Understanding Food Security

By Saima Hasasn

Food security can be defined as the state in which all persons obtain a nutritionally adequate, culturally acceptable diet at all times through local non-emergency sources.

Food security broadens the traditional concepts of hunger, embracing a systemic view of the causes of hunger and poor nutrition within a community while identifying the changes necessary to prevent their occurrence. Food security programs confront hunger and poverty.
In many cases, the environmental price of food production is the loss of natural vegetation and biological diversity, soil erosion, and surface and groundwater depletion. Inevitably, there are divergent views about how land should be used, whether for industrial crops, food, nature conservation or industry. These conflicts exist for coastal and inland areas and common property resources such as forests, grazing lands and even oceans. Clearly defined procedures are needed to satisfy different needs and interests in society, not only of current generations but also taking into account future needs.

This means involving stakeholders, farmers, local land managers, non-governmental and governmental organizations, consumers and others, and evaluating the environmental costs of different land use options.
Democratic structures and public opinion on environmental issues help to identify preferences and set appropriate land use goals, including the need for access to food, and an adequate diet for a healthy, active life. Transformation of current and future food production systems requires a land or resource-use planning approach and the formulation of explicit goals for alternative land uses.

Planning is also necessary to define incentives for sustainable use, and to promote changes of attitude and values toward improved land use options. Today’s severe pressure on marine fish stocks is an example of how misguided policy and lack of planning can lead to indiscriminate use of a common natural resource. Particularly in Sindh, Pakistan, political and bureaucratic sharks have engulfed the marine resources of province on the name of so-called development.

A consensus exists among non-governmental sector of the Pakistan that new approaches should be adopted for economic development with emphasis on food security, social development and environmental security. Develop indicators for the evaluation of development programs and policies achieving agricultural, demographic and environmental transitions.
Experience has shown that countries in which there is good governance reap the benefits through more stable and sustainable economic growth. This involves promoting dialogue with all interest groups and sharing decision-making authority and control over resource allocation to district and local levels.

A more enlightened role of government also implies working side-by-side with NGOs, farmers’ associations and the private sector. Globally as well as nationally the civil society is taking serious notice of growing food insecurity in Pakistan, recently Oxfam GB has initiated a project   “Enhance Food Security and Resilience of Small farmers” co-funded by EC and OXFAM GB in two districts of the Sindh and one district of the Balochistan, i.e Dadu, Sanghar and Mossakhel with key focus on the small growers. The project being funded by EC is being implemented by local partner’s organizations, Participatory Development Initiative (PDI), Sindh Agriculture Forestry Workers Organization (SAFWCO) and Baluchistan Educational and Environmental Journey (BEEJ).

The marginalization of women from decisions and resources also has numerous negative effects on food production. Government is in the best position to assist women in sensitizing them to environmental concerns by promoting interventions that improve their access to education and training, energy resources, and credit. Government must undertake the complex and difficult tasks of land tenure reform, channeling investment towards rural areas and enacting supporting policies that reflect a national ethic of sustainable development, reflecting, in turn, their circumstances.

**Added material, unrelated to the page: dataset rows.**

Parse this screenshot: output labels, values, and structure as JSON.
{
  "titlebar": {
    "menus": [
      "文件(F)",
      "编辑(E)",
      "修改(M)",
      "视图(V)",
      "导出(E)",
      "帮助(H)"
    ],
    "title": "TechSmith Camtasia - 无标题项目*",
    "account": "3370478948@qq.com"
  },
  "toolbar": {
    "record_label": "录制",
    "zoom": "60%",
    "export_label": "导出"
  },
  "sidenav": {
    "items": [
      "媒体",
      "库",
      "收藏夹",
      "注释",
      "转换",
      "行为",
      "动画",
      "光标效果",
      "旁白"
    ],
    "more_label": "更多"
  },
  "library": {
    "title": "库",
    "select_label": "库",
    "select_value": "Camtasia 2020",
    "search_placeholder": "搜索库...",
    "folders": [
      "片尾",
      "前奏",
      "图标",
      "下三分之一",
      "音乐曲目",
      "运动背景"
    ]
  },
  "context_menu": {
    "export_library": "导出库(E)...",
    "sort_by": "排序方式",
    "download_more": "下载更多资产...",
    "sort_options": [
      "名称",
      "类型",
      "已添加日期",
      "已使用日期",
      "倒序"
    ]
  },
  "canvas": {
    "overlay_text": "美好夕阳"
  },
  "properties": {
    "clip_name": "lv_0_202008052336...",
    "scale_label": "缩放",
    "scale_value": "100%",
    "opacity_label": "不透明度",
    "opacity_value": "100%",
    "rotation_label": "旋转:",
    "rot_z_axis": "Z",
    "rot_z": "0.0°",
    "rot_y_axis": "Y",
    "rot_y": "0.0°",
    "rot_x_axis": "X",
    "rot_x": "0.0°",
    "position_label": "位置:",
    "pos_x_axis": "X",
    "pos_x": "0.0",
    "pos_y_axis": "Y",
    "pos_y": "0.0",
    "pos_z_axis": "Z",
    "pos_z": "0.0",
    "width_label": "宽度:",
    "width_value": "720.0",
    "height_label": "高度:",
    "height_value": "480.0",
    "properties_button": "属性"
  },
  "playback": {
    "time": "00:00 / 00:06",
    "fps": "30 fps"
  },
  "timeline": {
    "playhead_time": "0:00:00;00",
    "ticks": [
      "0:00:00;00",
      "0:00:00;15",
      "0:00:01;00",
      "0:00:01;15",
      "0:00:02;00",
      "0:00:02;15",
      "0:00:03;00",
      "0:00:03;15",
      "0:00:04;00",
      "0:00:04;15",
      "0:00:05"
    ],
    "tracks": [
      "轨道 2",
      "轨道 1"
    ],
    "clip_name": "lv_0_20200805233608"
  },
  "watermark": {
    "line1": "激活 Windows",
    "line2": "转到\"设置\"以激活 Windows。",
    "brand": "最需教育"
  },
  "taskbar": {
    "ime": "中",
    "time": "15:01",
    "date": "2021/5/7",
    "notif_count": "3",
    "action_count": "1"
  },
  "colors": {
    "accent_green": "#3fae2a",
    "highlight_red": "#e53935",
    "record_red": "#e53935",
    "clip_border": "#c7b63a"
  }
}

Present definitions of economic viability primarily consider productivity and profitability. They do not take into account sustainability. Neither are the costs of harmful effects on the environment included in the System of National Accounts, which countries use to measure their net economic gains and losses. The loss of environmental goods and services is particularly detrimental to poorer countries, whose economies are more dependent on natural resources and are thus more vulnerable to their loss.
Intensive effort is needed to strengthen and test methodologies for national environmental accounting. This includes pricing the costs of soil and water degradation, of depletion of plant nutrients, loss of forest cover and biological diversity, practices that are economically and environmentally unsustainable.
The environmental costs of producing different crops (i.e. the potential pollution or resource degradation intensity) also needs to be calculated in order to understand the conditions required for successful production. For example, agricultural income has to be adjusted to allow for various kinds of environmental damage, such as soil erosion, acidity, salinity and loss of plant nutrients that arise from food production.

Sustainable food security: requirements for a new era:

The understanding of food security has evolved over the years through increasingly integrated attention to the social, gender, environmental, technical and economic dimensions of the problem. The challenge for the future will be to develop a peaceful, stable political, social and economic environment for Sustainable-Development. Also full and equal participation of men and women are also important for obtaining a food security.